Make sure that the hood vent you are going to buy is appropriate for the make and model of your car. If you want to save money, you may also have your own hood customized to accommodate a vent. Vents are also made from the same material used in hoods, but some modern ones are from aluminum and carbon fiber. Buy lightweight and easy-to-install ones to prevent any fitting hassle. Hood vent prices are just reasonable, but some qualities like UV protection and high-gloss or matte finishes may increase the cost.
Easy Hood Vent Customization
The hood vent or hood scoop is one of the easiest parts to customize in your car. This vent allows high-speed air to enter the engine compartment, then it lets some of the high-pressure air to escape, which results to a cooler engine. Not all car models sport hood vents because the air-scooping function is sometimes provided by the front grilles. But if you want to have a distinctive look for your car, then it is time to ready the supplies and a lot of patience to give your hood a facelift.
Hood vent customization just requires a little sanding here and there. With the following steps, you will be guaranteed of a successful do-it-yourself task.
Difficulty level: Moderate
- Stock hood vent (may be aluminum or carbon fiber, gloss or matte; make sure that you have this first because you need its measurements for the hood vent opening)
- Fiberglass repair kit (including fabric, resin, and activator)
- Sandpaper (60, 150, 250, 500, and 1200)
- Jigsaw (with fine-tooth metal-cutting blades)
- Dremel tool
- Cutting wheels
- Electric sander (or sanding wheel and electric drill)
- Marker and measuring tape
- Spray gun
- Factory-matched paint
Step 1: Locate an area on your hood where the vent should be placed. The location should allow some room for the new vent and the engine components underneath when the hood is closed. Using the measurements of your stock hood vent, draw a rectangle on the area the size of the vent with a marker.
Step 2: Remove the hood liner. Use the Dremel tool and cut wheel to cut a small slit on the hood. Cut the rectangle with the jigsaw, making sure that there are no jagged edges.
Step 3: Sand the cut area on the top of the hood. Clean away the dust, and place the stock hood vent into the opening and center it properly.
Step 4: Cut ten strips of fiberglass fabric. Mix the fiberglass resin and fiberglass activator for three minutes in a container that can accommodate the length of the strips.

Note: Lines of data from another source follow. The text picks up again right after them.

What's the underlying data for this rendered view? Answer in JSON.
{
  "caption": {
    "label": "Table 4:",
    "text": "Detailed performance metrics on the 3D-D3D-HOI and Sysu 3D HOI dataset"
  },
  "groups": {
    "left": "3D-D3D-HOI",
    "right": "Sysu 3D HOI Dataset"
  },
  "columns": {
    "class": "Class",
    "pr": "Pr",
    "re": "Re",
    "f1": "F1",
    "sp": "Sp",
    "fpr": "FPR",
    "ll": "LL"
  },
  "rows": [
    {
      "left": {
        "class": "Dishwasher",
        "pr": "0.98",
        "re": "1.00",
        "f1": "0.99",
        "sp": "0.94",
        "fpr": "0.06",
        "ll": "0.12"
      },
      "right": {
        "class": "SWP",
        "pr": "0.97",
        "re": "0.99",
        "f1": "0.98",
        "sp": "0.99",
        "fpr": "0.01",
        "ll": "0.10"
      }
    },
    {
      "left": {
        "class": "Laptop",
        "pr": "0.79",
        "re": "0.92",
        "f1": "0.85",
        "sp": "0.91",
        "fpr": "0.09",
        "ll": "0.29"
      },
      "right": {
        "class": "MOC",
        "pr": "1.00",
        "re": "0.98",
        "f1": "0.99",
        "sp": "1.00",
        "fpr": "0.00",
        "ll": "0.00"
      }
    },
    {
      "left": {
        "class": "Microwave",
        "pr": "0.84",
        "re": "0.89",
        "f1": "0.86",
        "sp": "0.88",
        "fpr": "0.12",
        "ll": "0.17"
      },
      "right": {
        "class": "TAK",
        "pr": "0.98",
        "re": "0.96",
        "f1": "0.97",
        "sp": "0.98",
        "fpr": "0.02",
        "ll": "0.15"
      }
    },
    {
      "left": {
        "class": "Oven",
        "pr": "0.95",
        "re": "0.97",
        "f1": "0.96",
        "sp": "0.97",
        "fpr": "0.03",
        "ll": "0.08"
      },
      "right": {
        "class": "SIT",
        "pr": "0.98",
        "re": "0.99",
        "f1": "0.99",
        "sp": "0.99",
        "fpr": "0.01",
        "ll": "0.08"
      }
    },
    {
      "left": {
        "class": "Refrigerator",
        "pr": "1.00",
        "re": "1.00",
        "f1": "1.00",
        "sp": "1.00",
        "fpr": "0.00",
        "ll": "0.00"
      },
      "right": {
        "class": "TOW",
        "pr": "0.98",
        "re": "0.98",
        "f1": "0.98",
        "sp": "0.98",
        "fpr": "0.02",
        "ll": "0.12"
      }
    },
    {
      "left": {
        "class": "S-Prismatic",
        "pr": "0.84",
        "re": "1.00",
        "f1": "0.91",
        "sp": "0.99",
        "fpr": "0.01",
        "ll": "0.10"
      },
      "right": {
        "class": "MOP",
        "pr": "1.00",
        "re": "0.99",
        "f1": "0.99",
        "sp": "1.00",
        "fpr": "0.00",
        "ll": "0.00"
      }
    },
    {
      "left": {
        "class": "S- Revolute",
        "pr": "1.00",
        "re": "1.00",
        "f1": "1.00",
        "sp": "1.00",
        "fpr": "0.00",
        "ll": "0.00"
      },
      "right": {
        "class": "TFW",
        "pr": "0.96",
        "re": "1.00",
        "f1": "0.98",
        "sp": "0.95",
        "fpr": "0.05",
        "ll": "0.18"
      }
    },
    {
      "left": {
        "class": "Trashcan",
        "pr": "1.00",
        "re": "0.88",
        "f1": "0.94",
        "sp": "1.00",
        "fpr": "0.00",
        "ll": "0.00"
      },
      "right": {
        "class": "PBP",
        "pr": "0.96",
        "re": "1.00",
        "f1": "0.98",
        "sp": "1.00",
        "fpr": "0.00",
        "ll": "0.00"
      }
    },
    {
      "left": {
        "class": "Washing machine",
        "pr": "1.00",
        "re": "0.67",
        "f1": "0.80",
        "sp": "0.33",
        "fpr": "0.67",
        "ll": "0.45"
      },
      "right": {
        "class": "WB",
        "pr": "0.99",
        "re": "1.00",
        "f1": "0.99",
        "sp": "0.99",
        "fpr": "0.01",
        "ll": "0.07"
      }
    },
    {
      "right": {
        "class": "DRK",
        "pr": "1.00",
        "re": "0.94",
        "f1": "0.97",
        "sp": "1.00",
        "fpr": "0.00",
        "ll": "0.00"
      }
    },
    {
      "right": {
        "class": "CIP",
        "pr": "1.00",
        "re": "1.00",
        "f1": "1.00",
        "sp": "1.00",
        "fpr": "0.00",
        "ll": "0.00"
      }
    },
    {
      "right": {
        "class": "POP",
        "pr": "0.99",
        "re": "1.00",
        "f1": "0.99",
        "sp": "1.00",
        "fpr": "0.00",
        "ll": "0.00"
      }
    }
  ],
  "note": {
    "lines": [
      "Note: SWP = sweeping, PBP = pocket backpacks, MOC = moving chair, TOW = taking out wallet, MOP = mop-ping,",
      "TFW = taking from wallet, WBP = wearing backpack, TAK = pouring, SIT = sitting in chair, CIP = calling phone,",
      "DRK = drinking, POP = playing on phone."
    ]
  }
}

Soak the strips in the mixture.
Step 5: Apply the soaked fiberglass fabric along the part where the hood cutting and the vent edges meet. Make sure that the fabric strips connect the cut and vent edges together. Do the same for the outside edges of the hood vent. Create a smooth transition from the top of the hood to the installed hood vent. Make the strips thick enough to have some material to sand away.
Step 6: Allow the fabric strips to dry for a day before resuming work. With the electric drill and sanding wheel, clean up the transition of the meeting edges. Use coarse grit then fine grit sandpaper to smoothen the surface.
Step 7: Mix primer paint and paint matching with your car's. Put the mixture into the spray gun container. Cover the rest of the hood with masking tape and old newspaper to prevent overspray. Connect the spray gun to an air compressor, then spray the hood vent. Cover with primer paint, and let it dry. Cover with four more coats of matching paint. Smoothen out the dried paint with wet sandpaper to achieve a glossy appearance.